By Lisa Mascaro and Noah Bierman -Tribune Washington Bureau
California State University Chancellor Timothy White released a statement recently encouraging eligible students with Deferred Action for Childhood Arrivals, or DACA, to submit a renewal application before Oct. 5.
On Sept. 5, U.S. Attorney General Jeff Sessions announced DACA would be phased out over the next six months.
“Renewal of your DACA status may be your only opportunity to obtain an additional two years of deportation protection and legal work authorization,” White said.
On Sunday evening, about 200 people protested in support of the DACA program Fresno’s Tower District. The organizer, Sophia Bautista, is a Fresno City College student.
“It’s a really politically charged issue, but I don’t think it’s partisan as all,” she said about President Donald Trump reportedly working with Democrats to reach an agreement to secure the program’s future.
On Sept. 13, Democratic leaders said they had reached an agreement with Trump to provide legal status for 800,000 immigrants with DACA who came to the country illegally as children, part of a package that would include border security but not money for a wall on the Mexican border.
The deal would need to be approved by Congress. But it could provide further momentum to a budding movement toward bipartisanship that began when Trump reached a fiscal agreement with Democrats to keep the government open to early December and authorize enough borrowing to pay the nation’s debts.

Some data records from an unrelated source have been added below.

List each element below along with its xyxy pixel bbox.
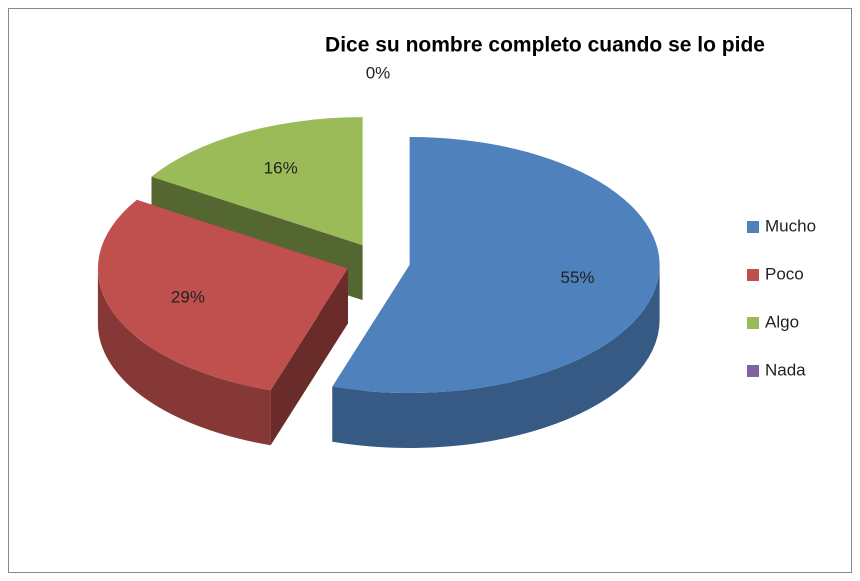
data-label: 29%: [171, 287, 205, 306]
data-label: 16%: [264, 158, 298, 177]
legend-swatch: [747, 365, 759, 377]
legend-swatch: [747, 221, 759, 233]
legend-label: Algo: [765, 312, 799, 331]
slice-side: [332, 265, 660, 449]
pie-slice: [332, 137, 660, 449]
legend-swatch: [747, 317, 759, 329]
legend: Mucho Poco Algo Nada: [747, 216, 816, 379]
chart-title: Dice su nombre completo cuando se lo pid…: [325, 34, 765, 57]
slice-top: [151, 117, 363, 246]
slice-top: [332, 137, 660, 394]
data-label: 55%: [560, 268, 594, 287]
legend-label: Nada: [765, 360, 806, 379]
pie-slice: [97, 199, 348, 446]
legend-swatch: [747, 269, 759, 281]
slice-top: [97, 199, 348, 391]
legend-label: Poco: [765, 264, 804, 283]
slice-side: [97, 268, 271, 446]
data-label: 0%: [366, 63, 391, 82]
pie: 55% 29% 16% 0%: [97, 63, 660, 449]
legend-label: Mucho: [765, 216, 816, 235]
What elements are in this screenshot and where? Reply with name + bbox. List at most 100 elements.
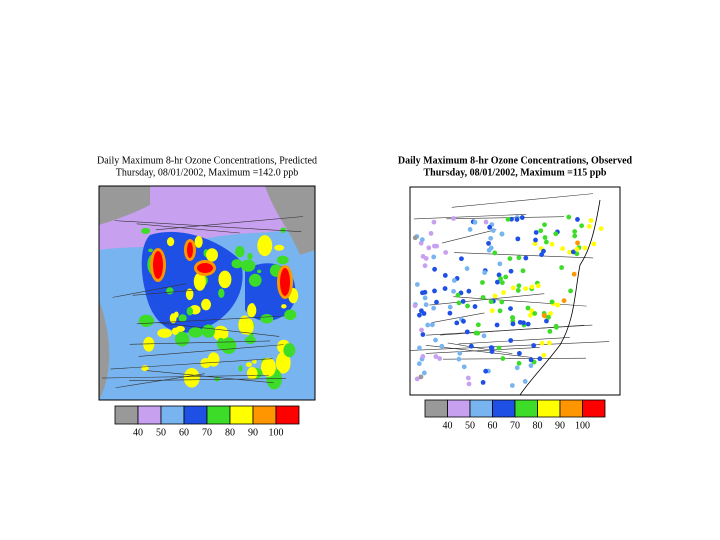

House Minority Leader Nancy Pelosi of California and Senate Minority Leader Chuck Schumer of New York said in a joint statement that the two sides agreed to write into law protections from deportation for the so-called Dreamers, which would be incorporated into a broader measure that would beef up border security.
Pelosi and Schumer said the deal would not include Trump’s signature promise to build a border wall, loathed by Democrats. But White House Press Secretary Sarah Huckabee Sanders issued a Twitter statement denying that the wall was excluded from an agreement to replace DACA.
“While DACA and border security were both discussed, excluding the wall was certainly not agreed to,” Sanders wrote.
However, the administration has indicated in recent days that Trump would be open to pursuing border wall money in separate legislation to avoid holding up a bill to help immigrants under DACA, and Democrats were adamant that Trump had agreed.
“The President made clear he would continue pushing the wall, just not as part of this agreement,” tweeted Schumer spokesman Matt House.
Jessica Johnson and Daniel Avalos contributed to this story.